As duas empresas estavam em momentos diferentes: o Ponto Frio tinha ficado à venda por muito tempo e a Casas Bahia era uma empresa familiar que, depois da fusão com o Pão de Açúcar, estava partindo para uma gestão de empresa de capital aberto. Criamos uma cultura da Viavarejo, que é diferente da Casas Bahia antiga, do Ponto Frio antigo, do Pão de Açúcar. Implantamos o sistema operacional de vendas da Casas Bahia no Ponto Frio, numa madrugada, com cerca de 2 mil pessoas trabalhando nisso. Tivemos que quebrar diversos paradigmas, de um lado e de outro.

Como o quê?

Até 2010 éramos concorrentes. Juntamos milhares de pessoas que pensavam diferente, competiam entre si. Remar no mesmo barco para o mesmo lugar é uma quebra de paradigma. A Casas Bahia, como empresa familiar, tinha mais flexibilidade nas metas. O Ponto Frio tinha um problema estrutural de logística. Ele vendia e depois precisava ver como fazia para entregar. Agora, só vende se tiver no estoque. Não tem, não vende. No Ponto Frio fizemos um posicionamento de imagem. Não tinha um slogan, agora tem. Do mesmo jeito que Casas Bahia tem "Dedicação total a você", Ponto Frio agora tem "Viva inovação". É uma marca de grande potencial. As lojas conceito do Ponto Frio são modernas, respiram tecnologia, têm um leque diferente de produtos. Temos um treinamento específico para essas lojas. Antigamente eles iam atrás do que a Casas Bahia fazia.
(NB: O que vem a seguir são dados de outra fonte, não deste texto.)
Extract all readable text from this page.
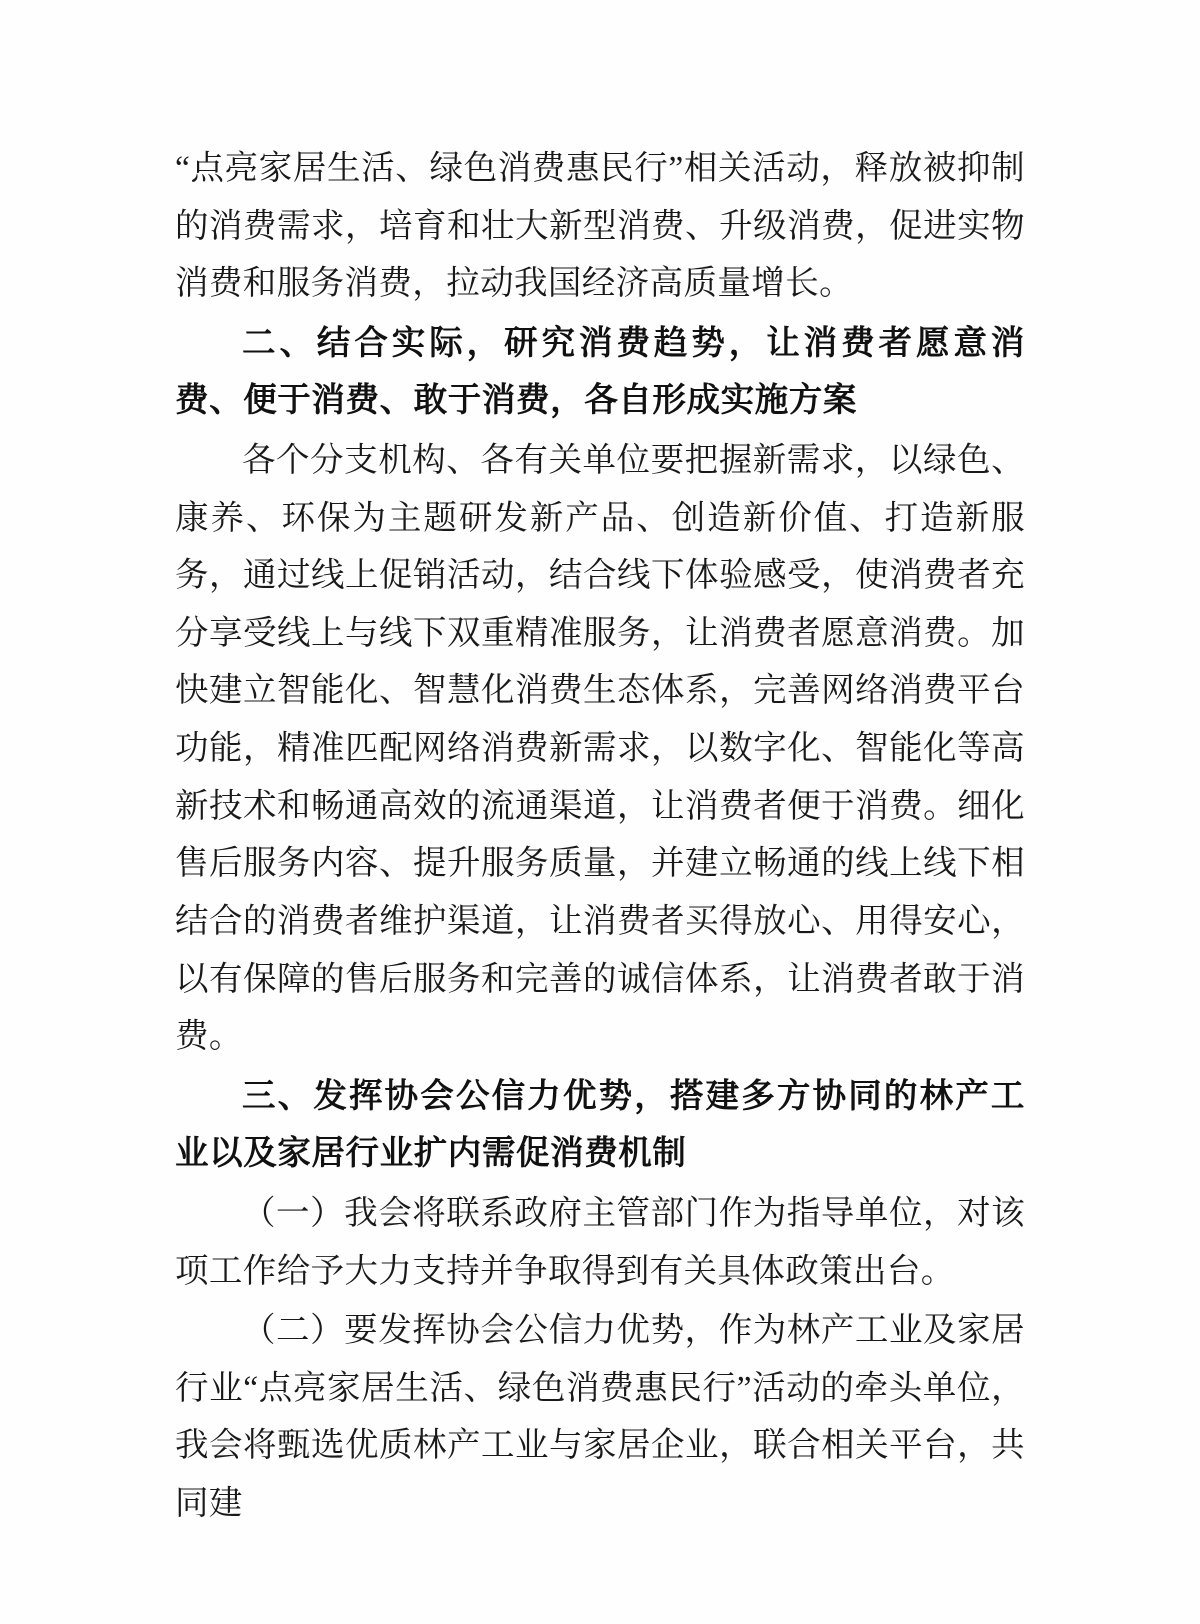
“点亮家居生活、绿色消费惠民行”相关活动，释放被抑制的消费需求，培育和壮大新型消费、升级消费，促进实物消费和服务消费，拉动我国经济高质量增长。

二、结合实际，研究消费趋势，让消费者愿意消费、便于消费、敢于消费，各自形成实施方案

各个分支机构、各有关单位要把握新需求，以绿色、康养、环保为主题研发新产品、创造新价值、打造新服务，通过线上促销活动，结合线下体验感受，使消费者充分享受线上与线下双重精准服务，让消费者愿意消费。加快建立智能化、智慧化消费生态体系，完善网络消费平台功能，精准匹配网络消费新需求，以数字化、智能化等高新技术和畅通高效的流通渠道，让消费者便于消费。细化售后服务内容、提升服务质量，并建立畅通的线上线下相结合的消费者维护渠道，让消费者买得放心、用得安心，以有保障的售后服务和完善的诚信体系，让消费者敢于消费。

三、发挥协会公信力优势，搭建多方协同的林产工业以及家居行业扩内需促消费机制

（一）我会将联系政府主管部门作为指导单位，对该项工作给予大力支持并争取得到有关具体政策出台。

（二）要发挥协会公信力优势，作为林产工业及家居行业“点亮家居生活、绿色消费惠民行”活动的牵头单位，我会将甄选优质林产工业与家居企业，联合相关平台，共同建
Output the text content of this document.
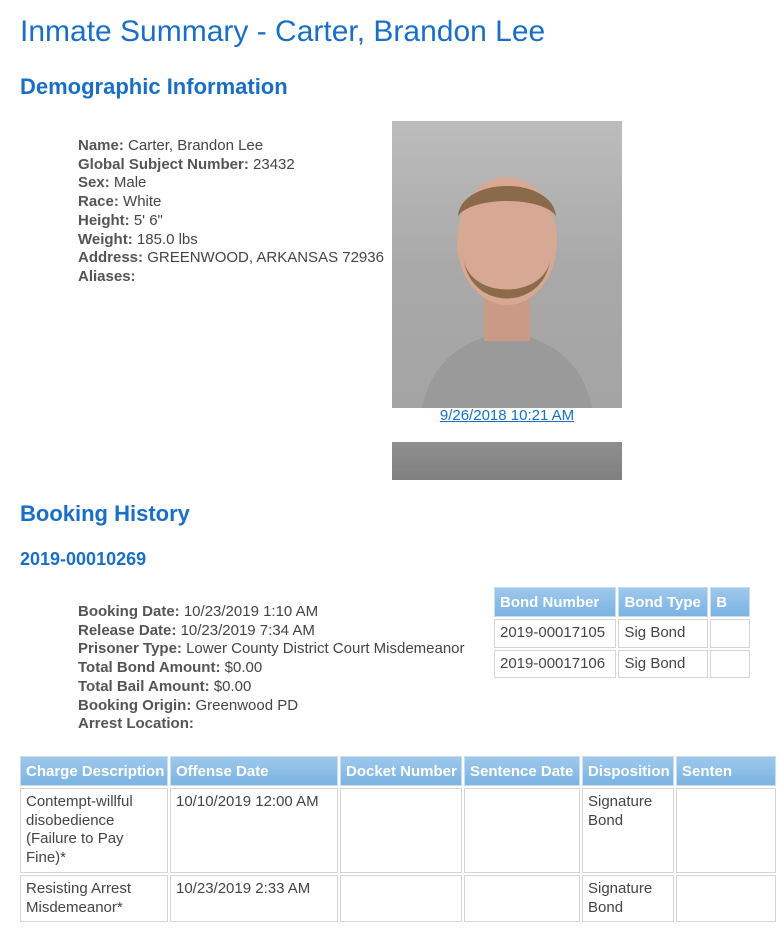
Inmate Summary - Carter, Brandon Lee
Demographic Information
Name: Carter, Brandon Lee
Global Subject Number: 23432
Sex: Male
Race: White
Height: 5' 6"
Weight: 185.0 lbs
Address: GREENWOOD, ARKANSAS 72936
Aliases:
9/26/2018 10:21 AM
Booking History
2019-00010269
Booking Date: 10/23/2019 1:10 AM
Release Date: 10/23/2019 7:34 AM
Prisoner Type: Lower County District Court Misdemeanor
Total Bond Amount: $0.00
Total Bail Amount: $0.00
Booking Origin: Greenwood PD
Arrest Location:
Bond Number	Bond Type	B
2019-00017105	Sig Bond	
2019-00017106	Sig Bond	
Charge Description	Offense Date	Docket Number	Sentence Date	Disposition	Senten
Contempt-willful disobedience (Failure to Pay Fine)*	10/10/2019 12:00 AM			Signature Bond	
Resisting Arrest Misdemeanor*	10/23/2019 2:33 AM			Signature Bond	
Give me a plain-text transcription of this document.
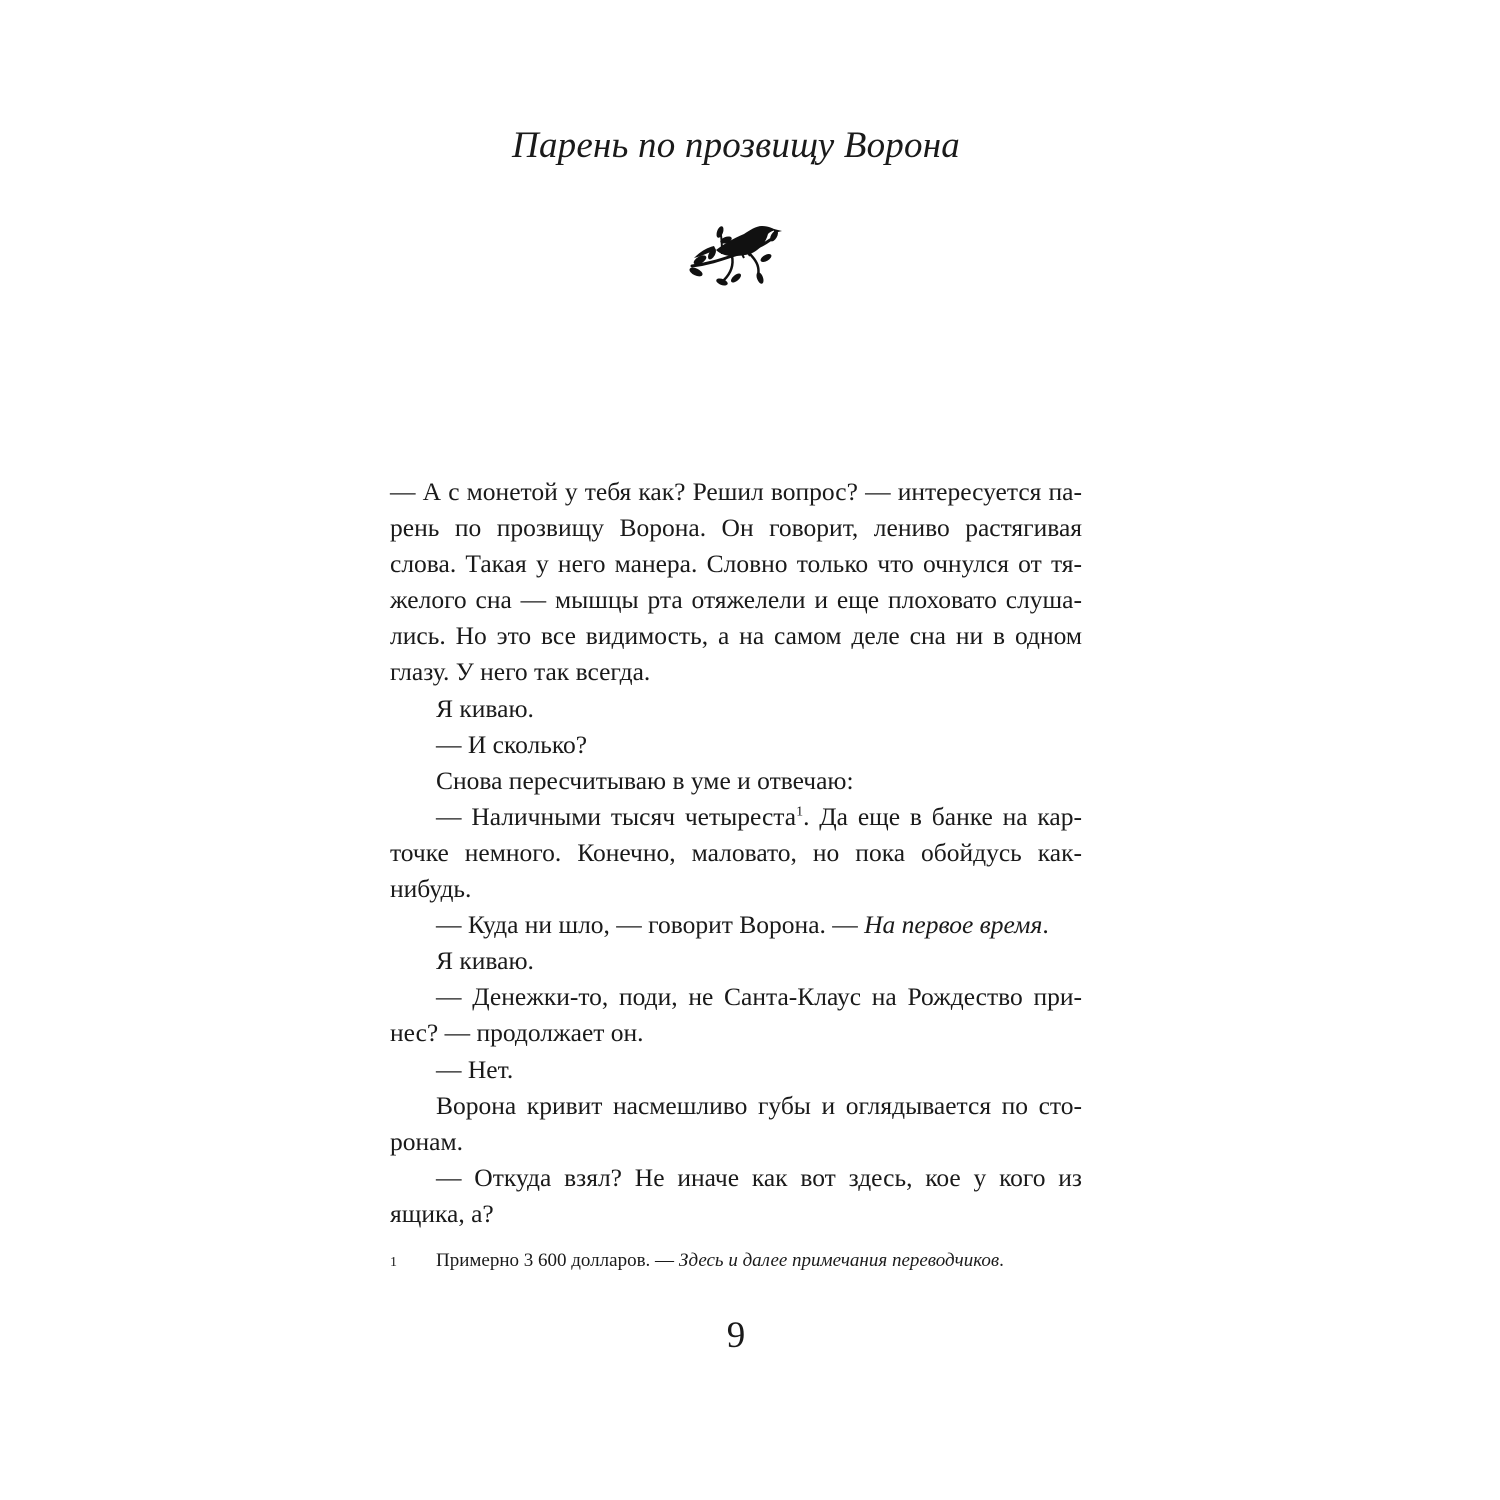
Парень по прозвищу Ворона

— А с монетой у тебя как? Решил вопрос? — интересуется парень по прозвищу Ворона. Он говорит, лениво растягивая слова. Такая у него манера. Словно только что очнулся от тяжелого сна — мышцы рта отяжелели и еще плоховато слушались. Но это все видимость, а на самом деле сна ни в одном глазу. У него так всегда.

Я киваю.

— И сколько?

Снова пересчитываю в уме и отвечаю:

— Наличными тысяч четыреста$^1$. Да еще в банке на карточке немного. Конечно, маловато, но пока обойдусь как-нибудь.

— Куда ни шло, — говорит Ворона. — На первое время.

Я киваю.

— Денежки-то, поди, не Санта-Клаус на Рождество принес? — продолжает он.

— Нет.

Ворона кривит насмешливо губы и оглядывается по сторонам.

— Откуда взял? Не иначе как вот здесь, кое у кого из ящика, а?

1 Примерно 3 600 долларов. — Здесь и далее примечания переводчиков.
9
Apesar das mudanças na companhia, a fusão ainda não foi aprovada pelo Conselho Administrativo de Defesa Econômica (Cade)...

O Cade ainda não aprovou a fusão. Precisamos manter operações logísticas separadas, temos CNPJ separados... Mesmo assim, tenho certeza de que os resultados são crescentes, positivos e que a empresa que entrego hoje tem resultados sustentáveis. Em 2010, nossa despesa operacional era de 25,1%. No último trimestre, foi 21,2%. Saímos de um grande prejuízo em 2010, de quase R$ 300 milhões, para entregar um lucro acumulado em nove meses em 2012 de R$ 88 milhões. Na minha visão, é muito bom. Estamos no caminho certo.